Arrivata ad Harry, tutto ciò che volevo dire si bloccò nella mia mente. Non appena i suoi occhi verdi incrociarono i miei, sentii una sorta di uragano nello stomaco. Mi salutò con un tipico 'Ciao' e un sorriso che avrebbe potuto scacciare le nuvole. “Posso abbracciarti?”, fu il mio vomito di parole. Non riuscivo a credere di averlo chiesto. Appena mi fece un cenno della testa, mi resi conto che stavo davvero per stringere tra le braccia Harry Styles, anche se per qualche secondo. 
Desiderai scavalcare il tavolo che ci divideva, ma tutto quello che potevo fare era sporgermi in avanti. Portai una mano dietro la sua schiena, e l'altra tra i suoi capelli. 
Per tre secondi esatti, mi sentii in paradiso. Non c'era più passato, né futuro. Niente drammi, niente lacrime. 
“Sei bellissima”, mi sussurrò all'orecchio.
 
 
Aprii lentamente gli occhi, ancora assonnata. Il display della mia sveglia segnava le sei e trenta del mattino. 
Era mia abitudine svegliarmi così presto per vedere l'alba. Non sapevo quale sarebbe stata l'ultima, e non volevo perdermi il primo raggio di sole di un nuovo giorno.
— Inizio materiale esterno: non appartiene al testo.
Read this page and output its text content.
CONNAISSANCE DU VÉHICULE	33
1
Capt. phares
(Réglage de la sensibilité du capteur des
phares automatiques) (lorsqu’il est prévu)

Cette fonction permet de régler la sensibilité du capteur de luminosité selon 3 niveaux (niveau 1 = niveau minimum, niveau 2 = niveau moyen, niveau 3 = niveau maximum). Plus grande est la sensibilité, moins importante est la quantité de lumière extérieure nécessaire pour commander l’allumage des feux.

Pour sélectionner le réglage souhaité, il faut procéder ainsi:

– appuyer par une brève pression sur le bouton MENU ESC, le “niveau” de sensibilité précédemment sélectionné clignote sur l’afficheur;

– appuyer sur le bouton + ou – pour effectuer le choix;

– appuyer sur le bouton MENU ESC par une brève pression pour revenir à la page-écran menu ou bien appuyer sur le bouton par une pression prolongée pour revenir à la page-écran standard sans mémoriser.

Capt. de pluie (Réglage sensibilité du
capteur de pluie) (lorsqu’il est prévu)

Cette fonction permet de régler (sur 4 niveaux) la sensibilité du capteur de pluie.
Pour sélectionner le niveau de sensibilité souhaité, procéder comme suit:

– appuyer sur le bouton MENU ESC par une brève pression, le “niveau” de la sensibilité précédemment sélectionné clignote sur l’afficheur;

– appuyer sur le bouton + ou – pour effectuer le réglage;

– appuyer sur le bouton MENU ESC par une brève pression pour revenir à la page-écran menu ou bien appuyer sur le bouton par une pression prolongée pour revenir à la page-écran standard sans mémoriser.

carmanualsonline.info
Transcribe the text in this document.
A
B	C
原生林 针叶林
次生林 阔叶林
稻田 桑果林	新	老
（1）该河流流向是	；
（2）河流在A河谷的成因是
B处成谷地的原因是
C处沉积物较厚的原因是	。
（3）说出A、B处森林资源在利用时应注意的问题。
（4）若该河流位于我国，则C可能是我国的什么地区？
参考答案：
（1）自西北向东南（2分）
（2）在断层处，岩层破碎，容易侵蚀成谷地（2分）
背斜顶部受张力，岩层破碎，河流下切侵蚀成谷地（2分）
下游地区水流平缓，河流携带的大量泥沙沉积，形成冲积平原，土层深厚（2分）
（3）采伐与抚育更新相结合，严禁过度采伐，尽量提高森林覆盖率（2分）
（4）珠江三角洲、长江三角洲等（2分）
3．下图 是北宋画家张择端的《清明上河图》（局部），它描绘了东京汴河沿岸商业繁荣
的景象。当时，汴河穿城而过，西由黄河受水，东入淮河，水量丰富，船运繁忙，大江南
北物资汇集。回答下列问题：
Il mio sguardo cadde sui poster dei One Direction che tappezzavano le pareti della mia camera, e sorrisi. Da quando li avevo incontrati, tutto ciò che ero capace di sognare era il momento in cui avevo constatato che erano davvero reali. 
Non sapevo se la mia lettera era stata letta. Tutto ciò di cui ero certa era che mi tenevano in vita davvero. 
Erano passati tre mesi dalla diagnosi della mia malattia ed ero ancora lì, nel letto della mia camera, a guardare la luce entrare fioca dalla finestra. Pian piano, quei ragazzi mi aiutavano a sentirmi invincibile.
 
 
La musica può salvare la vita delle persone. Gli One Direction salvano la mia ogni giorno.